Un tempo, queste contraddizioni venivano denunciate e spiegate con chiarezza da forze politiche consapevoli, capaci di leggere la realtà sociale attraverso categorie economiche e storiche. Erano i comunisti a ricordare ai liberali che la forza del capitale dipende dalla subordinazione altrui, che ogni presunta neutralità del mercato nasconde un conflitto di potere. Oggi, con la scomparsa di quelle culture politiche, lo spazio pubblico è occupato da ideologie diverse ma tutte accomunate dalla stessa devozione cieca al capitale.
La libertà d’impresa è trattata come dogma, mentre le conseguenze sociali e materiali del suo dominio sono occultate o giustificate come inevitabili. Si parla di “modernizzazione”, di “flessibilità”, di “resilienza”. In realtà, siamo davanti a un processo sistemico di impoverimento e di disgregazione sociale.
L’eterogenesi dei fini
Il punto più drammatico di questa parabola è che la restaurazione del comando capitalistico ha fallito anche sul piano che dovrebbe esserle più congeniale: quello dell’efficienza.
Il capitale, lasciato libero di comandare senza freni, si trasforma in parassita. Non migliora la produttività, non innova, non garantisce stabilità. Anzi: produce stagnazione, sfiducia, fuga di cervelli, dequalificazione diffusa.

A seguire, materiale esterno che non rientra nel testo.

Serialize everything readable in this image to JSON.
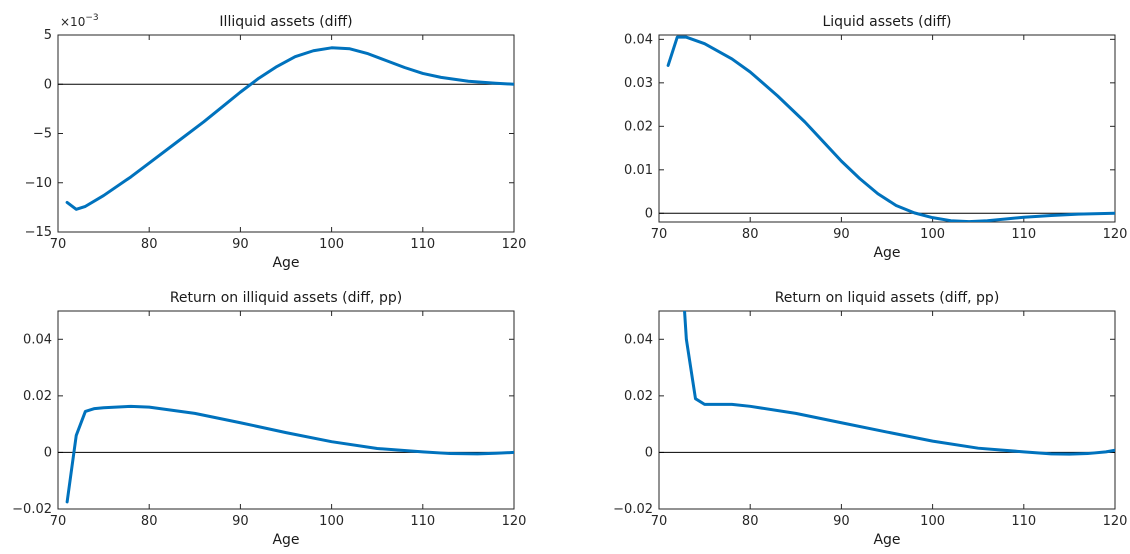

È l’eterogenesi dei fini: ciò che era presentato come premessa per la crescita si rivela causa di decadenza. La libertà assoluta del capitale, lungi dal generare progresso, finisce per compromettere lo stesso sviluppo economico. E mentre le disuguaglianze aumentano, la classe dirigente festeggia l’apparente successo del proprio dominio, ignorando che sta minando le basi stesse della società.
Riconoscere questa realtà, oggi, è il primo passo per ricostruire un discorso economico e politico fondato non sull’ideologia della sottomissione, ma sulla giustizia, l’efficienza reale e la dignità del lavoro. Perché un sistema che umilia chi lavora non solo è ingiusto: è anche, e soprattutto, destinato a fallire.